Ibbaka: Pricing connects with many other functions in the company. What do you see as the most important connections?

Kyle: Pricing is based on segmentation so the pricing people have to work closely with whoever is leading the segmentation work and make sure the segments are meaningful and actionable from a pricing perspective. Pricing is also closely connected to brand positioning. Look at airlines, Southwest and Delta offer basically the same service but very different brands and they have different pricing strategies. Pricing is part of the experience you create for your customer.

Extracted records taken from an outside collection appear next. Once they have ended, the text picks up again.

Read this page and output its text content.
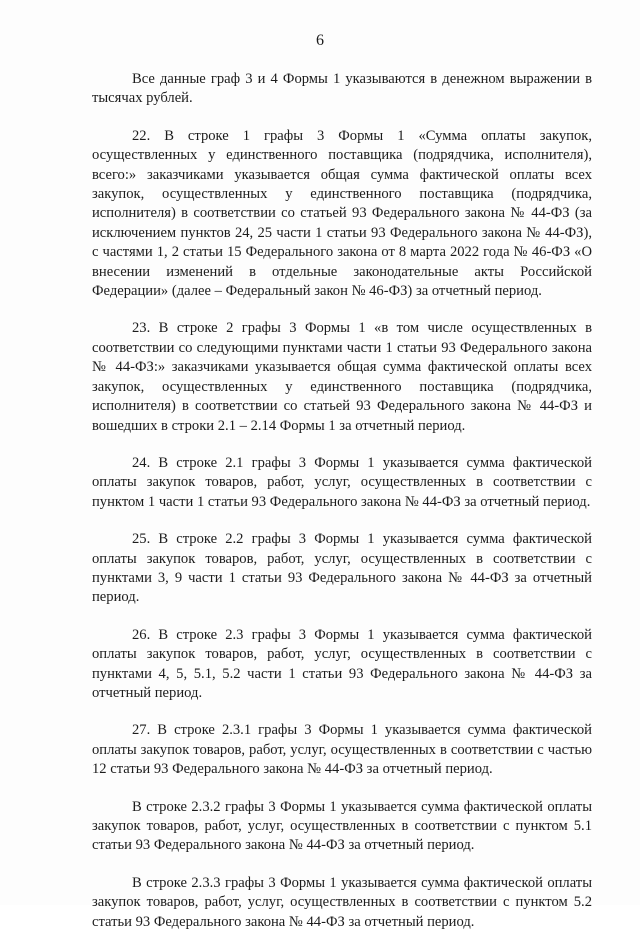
6

Все данные граф 3 и 4 Формы 1 указываются в денежном выражении в тысячах рублей.

22. В строке 1 графы 3 Формы 1 «Сумма оплаты закупок, осуществленных у единственного поставщика (подрядчика, исполнителя), всего:» заказчиками указывается общая сумма фактической оплаты всех закупок, осуществленных у единственного поставщика (подрядчика, исполнителя) в соответствии со статьей 93 Федерального закона № 44-ФЗ (за исключением пунктов 24, 25 части 1 статьи 93 Федерального закона № 44-ФЗ), с частями 1, 2 статьи 15 Федерального закона от 8 марта 2022 года № 46-ФЗ «О внесении изменений в отдельные законодательные акты Российской Федерации» (далее – Федеральный закон № 46-ФЗ) за отчетный период.

23. В строке 2 графы 3 Формы 1 «в том числе осуществленных в соответствии со следующими пунктами части 1 статьи 93 Федерального закона № 44-ФЗ:» заказчиками указывается общая сумма фактической оплаты всех закупок, осуществленных у единственного поставщика (подрядчика, исполнителя) в соответствии со статьей 93 Федерального закона № 44-ФЗ и вошедших в строки 2.1 – 2.14 Формы 1 за отчетный период.

24. В строке 2.1 графы 3 Формы 1 указывается сумма фактической оплаты закупок товаров, работ, услуг, осуществленных в соответствии с пунктом 1 части 1 статьи 93 Федерального закона № 44-ФЗ за отчетный период.

25. В строке 2.2 графы 3 Формы 1 указывается сумма фактической оплаты закупок товаров, работ, услуг, осуществленных в соответствии с пунктами 3, 9 части 1 статьи 93 Федерального закона № 44-ФЗ за отчетный период.

26. В строке 2.3 графы 3 Формы 1 указывается сумма фактической оплаты закупок товаров, работ, услуг, осуществленных в соответствии с пунктами 4, 5, 5.1, 5.2 части 1 статьи 93 Федерального закона № 44-ФЗ за отчетный период.

27. В строке 2.3.1 графы 3 Формы 1 указывается сумма фактической оплаты закупок товаров, работ, услуг, осуществленных в соответствии с частью 12 статьи 93 Федерального закона № 44-ФЗ за отчетный период.

В строке 2.3.2 графы 3 Формы 1 указывается сумма фактической оплаты закупок товаров, работ, услуг, осуществленных в соответствии с пунктом 5.1 статьи 93 Федерального закона № 44-ФЗ за отчетный период.

В строке 2.3.3 графы 3 Формы 1 указывается сумма фактической оплаты закупок товаров, работ, услуг, осуществленных в соответствии с пунктом 5.2 статьи 93 Федерального закона № 44-ФЗ за отчетный период.
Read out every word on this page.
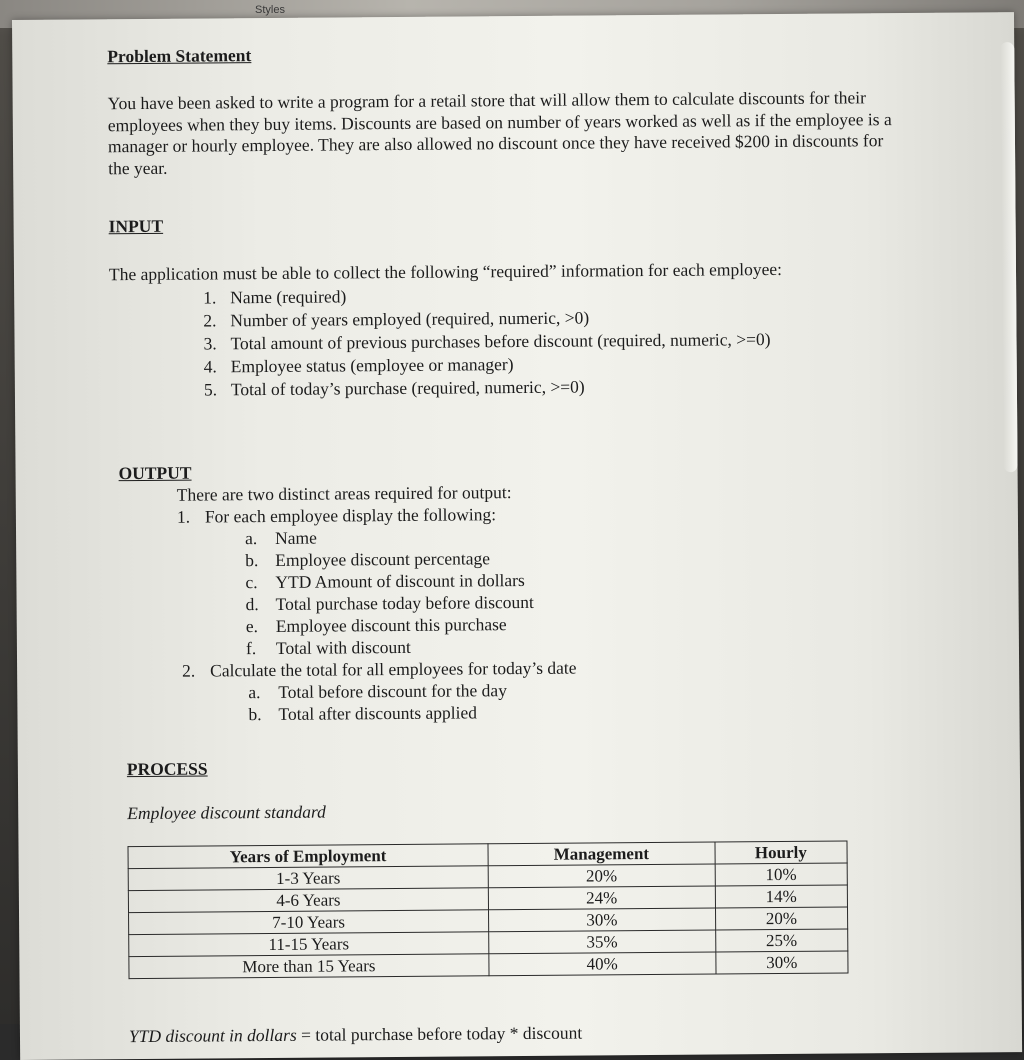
Styles

Problem Statement

You have been asked to write a program for a retail store that will allow them to calculate discounts for their employees when they buy items. Discounts are based on number of years worked as well as if the employee is a manager or hourly employee. They are also allowed no discount once they have received $200 in discounts for the year.

INPUT

The application must be able to collect the following “required” information for each employee:

1. Name (required)
2. Number of years employed (required, numeric, >0)
3. Total amount of previous purchases before discount (required, numeric, >=0)
4. Employee status (employee or manager)
5. Total of today’s purchase (required, numeric, >=0)

OUTPUT

There are two distinct areas required for output:

1. For each employee display the following:
a.	Name
b. Employee discount percentage
c.	YTD Amount of discount in dollars
d. Total purchase today before discount
e.	Employee discount this purchase
f.	Total with discount
2. Calculate the total for all employees for today’s date
a.	Total before discount for the day
b. Total after discounts applied

PROCESS

Employee discount standard
Years of Employment	Management	Hourly
1-3 Years	20%	10%
4-6 Years	24%	14%
7-10 Years	30%	20%
11-15 Years	35%	25%
More than 15 Years	40%	30%
YTD discount in dollars = total purchase before today * discount
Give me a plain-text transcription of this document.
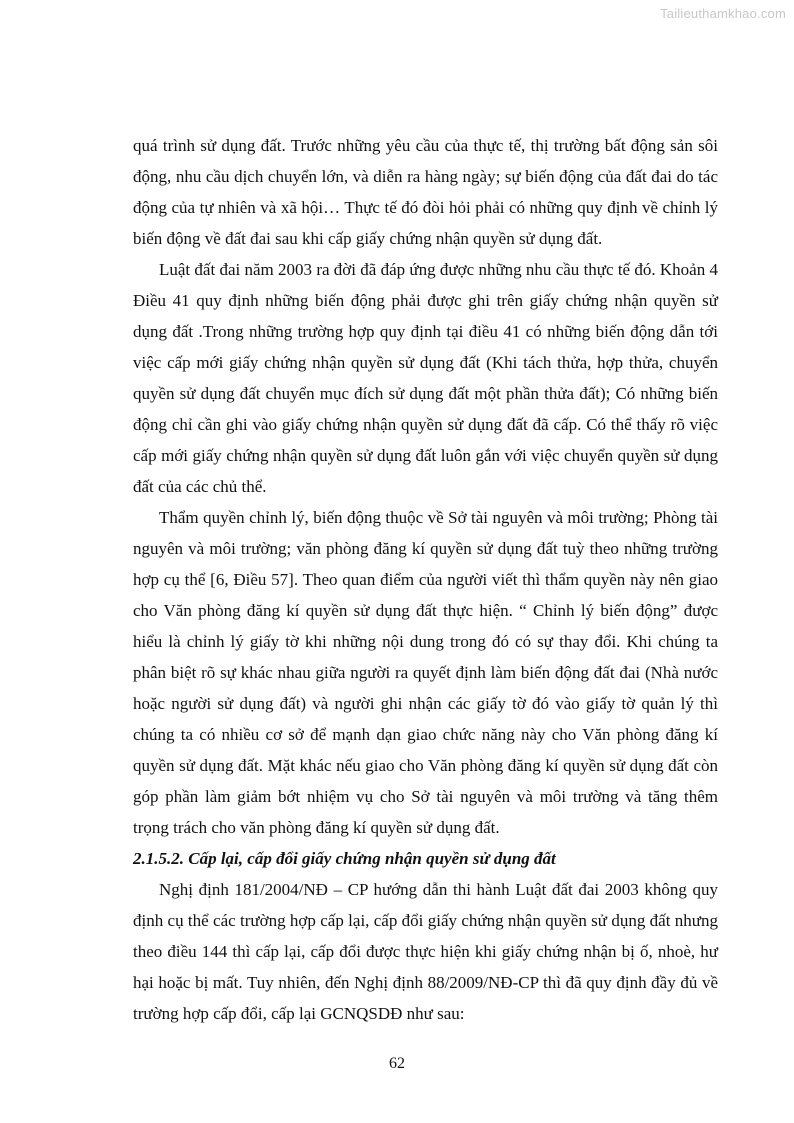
Tailieuthamkhao.com

quá trình sử dụng đất. Trước những yêu cầu của thực tế, thị trường bất động sản sôi động, nhu cầu dịch chuyển lớn, và diễn ra hàng ngày; sự biến động của đất đai do tác động của tự nhiên và xã hội… Thực tế đó đòi hỏi phải có những quy định về chỉnh lý biến động về đất đai sau khi cấp giấy chứng nhận quyền sử dụng đất.

Luật đất đai năm 2003 ra đời đã đáp ứng được những nhu cầu thực tế đó. Khoản 4 Điều 41 quy định những biến động phải được ghi trên giấy chứng nhận quyền sử dụng đất .Trong những trường hợp quy định tại điều 41 có những biến động dẫn tới việc cấp mới giấy chứng nhận quyền sử dụng đất (Khi tách thửa, hợp thửa, chuyển quyền sử dụng đất chuyển mục đích sử dụng đất một phần thửa đất); Có những biến động chỉ cần ghi vào giấy chứng nhận quyền sử dụng đất đã cấp. Có thể thấy rõ việc cấp mới giấy chứng nhận quyền sử dụng đất luôn gắn với việc chuyển quyền sử dụng đất của các chủ thể.

Thẩm quyền chỉnh lý, biến động thuộc về Sở tài nguyên và môi trường; Phòng tài nguyên và môi trường; văn phòng đăng kí quyền sử dụng đất tuỳ theo những trường hợp cụ thể [6, Điều 57]. Theo quan điểm của người viết thì thẩm quyền này nên giao cho Văn phòng đăng kí quyền sử dụng đất thực hiện. “ Chỉnh lý biến động” được hiểu là chỉnh lý giấy tờ khi những nội dung trong đó có sự thay đổi. Khi chúng ta phân biệt rõ sự khác nhau giữa người ra quyết định làm biến động đất đai (Nhà nước hoặc người sử dụng đất) và người ghi nhận các giấy tờ đó vào giấy tờ quản lý thì chúng ta có nhiều cơ sở để mạnh dạn giao chức năng này cho Văn phòng đăng kí quyền sử dụng đất. Mặt khác nếu giao cho Văn phòng đăng kí quyền sử dụng đất còn góp phần làm giảm bớt nhiệm vụ cho Sở tài nguyên và môi trường và tăng thêm trọng trách cho văn phòng đăng kí quyền sử dụng đất.

2.1.5.2. Cấp lại, cấp đổi giấy chứng nhận quyền sử dụng đất

Nghị định 181/2004/NĐ – CP hướng dẫn thi hành Luật đất đai 2003 không quy định cụ thể các trường hợp cấp lại, cấp đổi giấy chứng nhận quyền sử dụng đất nhưng theo điều 144 thì cấp lại, cấp đổi được thực hiện khi giấy chứng nhận bị ố, nhoè, hư hại hoặc bị mất. Tuy nhiên, đến Nghị định 88/2009/NĐ-CP thì đã quy định đầy đủ về trường hợp cấp đổi, cấp lại GCNQSDĐ như sau:

62
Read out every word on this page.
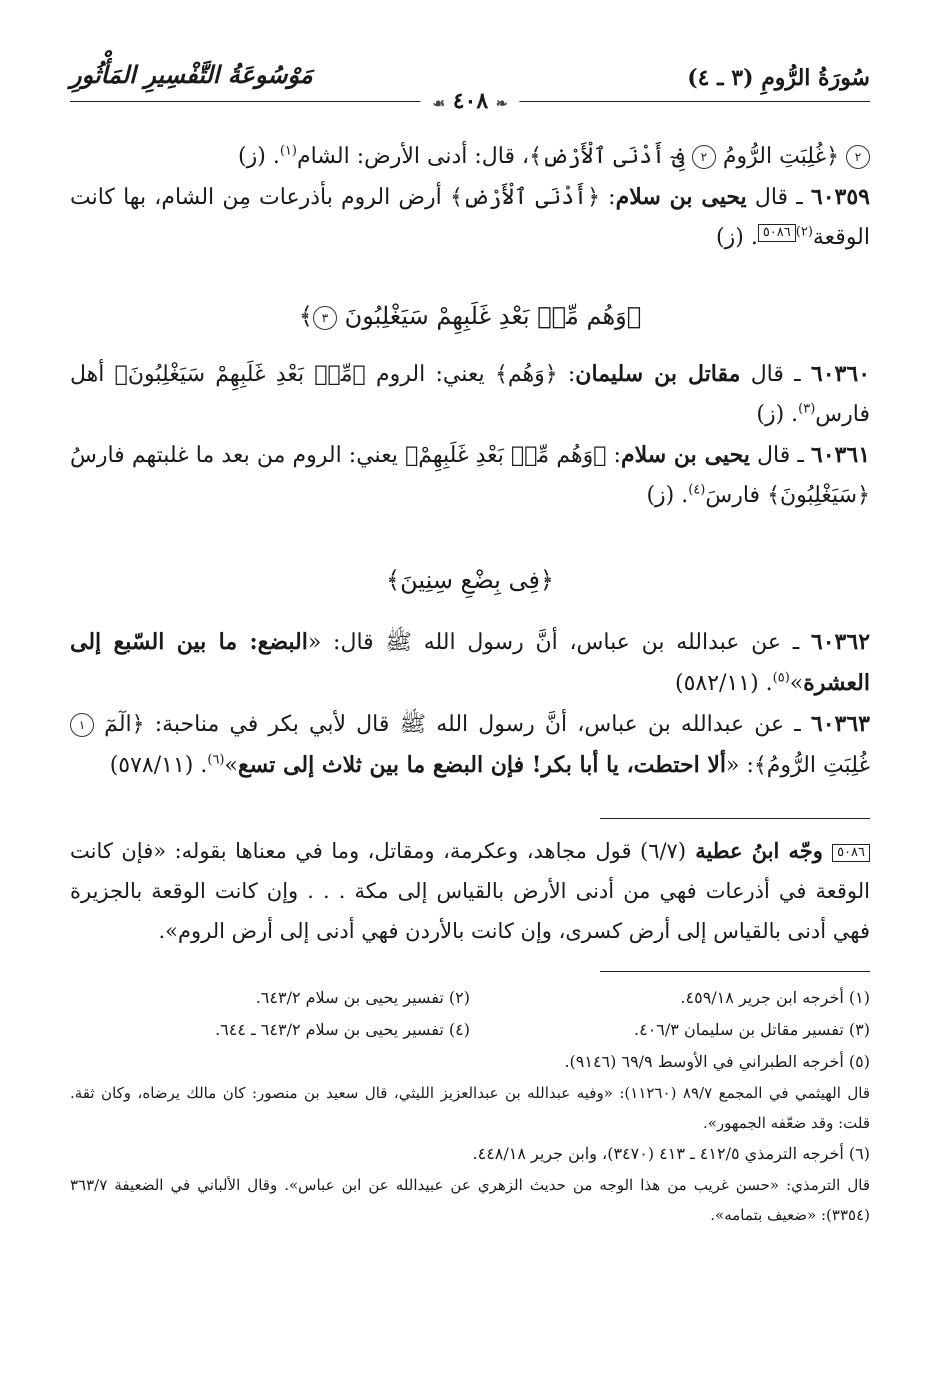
سُورَةُ الرُّومِ (٣ ـ ٤)
مَوْسُوعَةُ التَّفْسِيرِ المَأْثُورِ
❧ ٤٠٨ ☙

٢ ﴿غُلِبَتِ الرُّومُ ٢ فِىٓ أَدْنَى ٱلْأَرْضِ﴾، قال: أدنى الأرض: الشام$^{(١)}$. (ز)

٦٠٣٥٩ ـ قال يحيى بن سلام: ﴿أَدْنَى ٱلْأَرْضِ﴾ أرض الروم بأذرعات مِن الشام، بها كانت الوقعة$^{(٢)}$٥٠٨٦. (ز)

﴿وَهُم مِّنۢ بَعْدِ غَلَبِهِمْ سَيَغْلِبُونَ ٣﴾

٦٠٣٦٠ ـ قال مقاتل بن سليمان: ﴿وَهُم﴾ يعني: الروم ﴿مِّنۢ بَعْدِ غَلَبِهِمْ سَيَغْلِبُونَ﴾ أهل فارس$^{(٣)}$. (ز)

٦٠٣٦١ ـ قال يحيى بن سلام: ﴿وَهُم مِّنۢ بَعْدِ غَلَبِهِمْ﴾ يعني: الروم من بعد ما غلبتهم فارسُ ﴿سَيَغْلِبُونَ﴾ فارسَ$^{(٤)}$. (ز)

﴿فِى بِضْعِ سِنِينَ﴾

٦٠٣٦٢ ـ عن عبدالله بن عباس، أنَّ رسول الله ﷺ قال: «البضع: ما بين السّبع إلى العشرة»$^{(٥)}$. (٥٨٢/١١)

٦٠٣٦٣ ـ عن عبدالله بن عباس، أنَّ رسول الله ﷺ قال لأبي بكر في مناحبة: ﴿الٓمٓ ١ غُلِبَتِ الرُّومُ﴾: «ألا احتطت، يا أبا بكر! فإن البضع ما بين ثلاث إلى تسع»$^{(٦)}$. (٥٧٨/١١)

٥٠٨٦ وجّه ابنُ عطية (٦/٧) قول مجاهد، وعكرمة، ومقاتل، وما في معناها بقوله: «فإن كانت الوقعة في أذرعات فهي من أدنى الأرض بالقياس إلى مكة . . . وإن كانت الوقعة بالجزيرة فهي أدنى بالقياس إلى أرض كسرى، وإن كانت بالأردن فهي أدنى إلى أرض الروم».

(١) أخرجه ابن جرير ٤٥٩/١٨.
(٢) تفسير يحيى بن سلام ٦٤٣/٢.
(٣) تفسير مقاتل بن سليمان ٤٠٦/٣.
(٤) تفسير يحيى بن سلام ٦٤٣/٢ ـ ٦٤٤.

(٥) أخرجه الطبراني في الأوسط ٦٩/٩ (٩١٤٦).

قال الهيثمي في المجمع ٨٩/٧ (١١٢٦٠): «وفيه عبدالله بن عبدالعزيز الليثي، قال سعيد بن منصور: كان مالك يرضاه، وكان ثقة. قلت: وقد ضعّفه الجمهور».

(٦) أخرجه الترمذي ٤١٢/٥ ـ ٤١٣ (٣٤٧٠)، وابن جرير ٤٤٨/١٨.

قال الترمذي: «حسن غريب من هذا الوجه من حديث الزهري عن عبيدالله عن ابن عباس». وقال الألباني في الضعيفة ٣٦٣/٧ (٣٣٥٤): «ضعيف بتمامه».
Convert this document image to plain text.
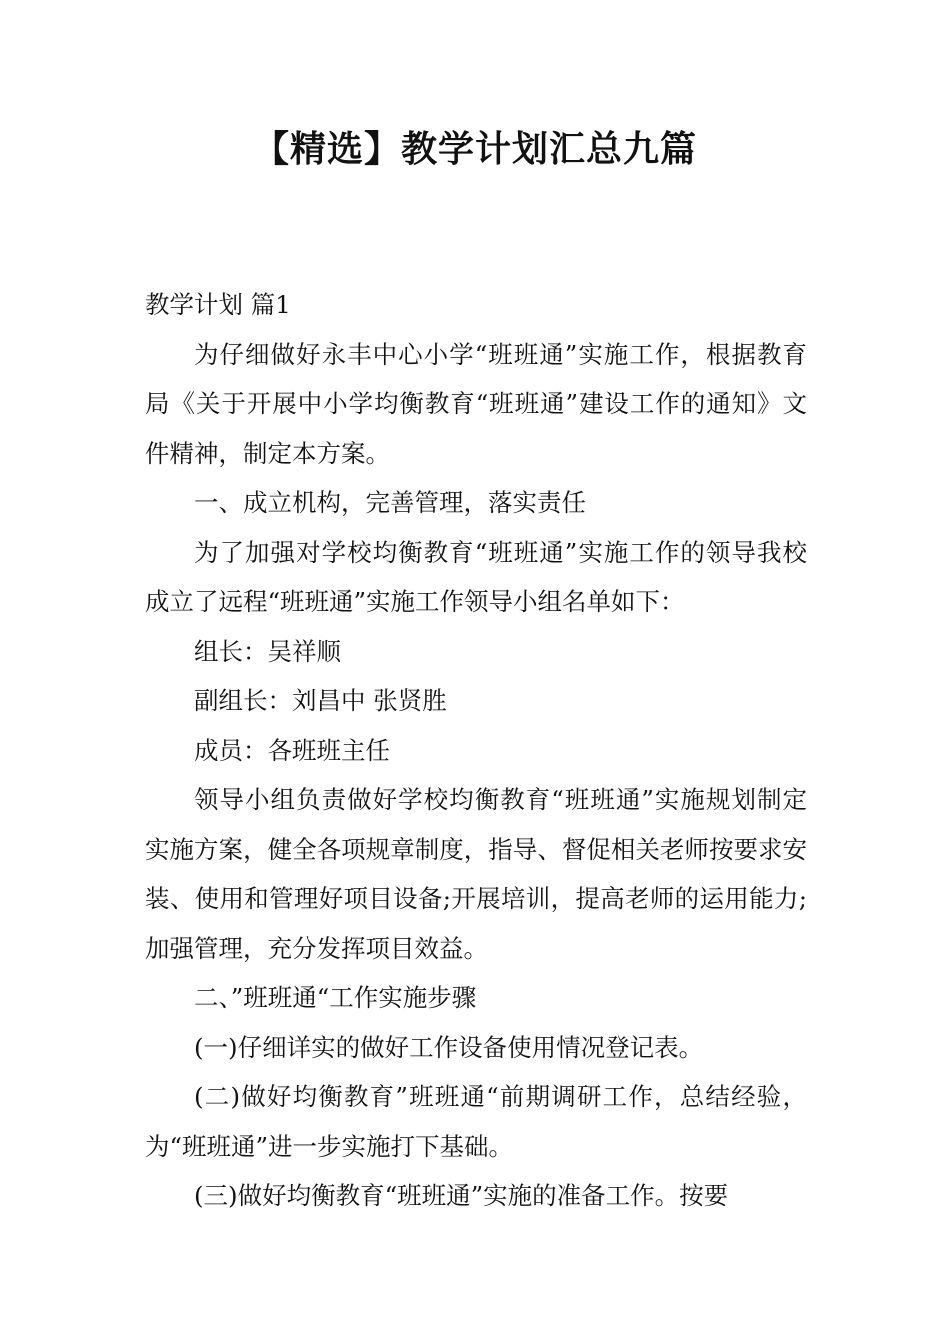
【精选】教学计划汇总九篇

教学计划 篇1

为仔细做好永丰中心小学“班班通”实施工作，根据教育局《关于开展中小学均衡教育“班班通”建设工作的通知》文件精神，制定本方案。

一、成立机构，完善管理，落实责任

为了加强对学校均衡教育“班班通”实施工作的领导我校成立了远程“班班通”实施工作领导小组名单如下：

组长：吴祥顺

副组长：刘昌中 张贤胜

成员：各班班主任

领导小组负责做好学校均衡教育“班班通”实施规划制定实施方案，健全各项规章制度，指导、督促相关老师按要求安装、使用和管理好项目设备;开展培训，提高老师的运用能力;加强管理，充分发挥项目效益。

二、”班班通“工作实施步骤

(一)仔细详实的做好工作设备使用情况登记表。

(二)做好均衡教育”班班通“前期调研工作，总结经验，为“班班通”进一步实施打下基础。

(三)做好均衡教育“班班通”实施的准备工作。按要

Obviously, the product leaders have to understand pricing and make it part of product design.

When it comes to execution sales, inbound marketing and even customer success all need to engage with and understand the pricing.

Many different business functions could own pricing and I have seen many different approaches work. What matters is shared goals and understanding.

A bad product can look great but have no adoption, or adoption with no monetization.

Ibbaka: What messages do you have for start-ups that may eventually go to OpenView for financing?

Kyle: Pricing is part of product-market fit.

Being able to find a target segment where customers get value and are willing to pay for that value is every bit as important as product design. It should be considered along with product design. The CEO needs to be engaged in pricing. At the early stage is when you have the most leeway to do pricing experiments and when you have to find ways to accelerate your learning. Even more important than the price level is understanding the value metric. Do you have the right value metric? Are you able to measure it?

Ibbaka: Say a bit more about how you would define ‘value metric.’

Kyle: The value metric is the unit that defines how a given customer gets charged. There are many different possible value metrics, each dependent on the product and how it creates value. Traffic, API calls, impact on pipeline metrics, there are so many possible value metrics. Early-stage companies should spend time understanding, testing and measuring their value metrics.

Ibbaka: Thank you. Great insights for people committed to innovation at all scales and stages.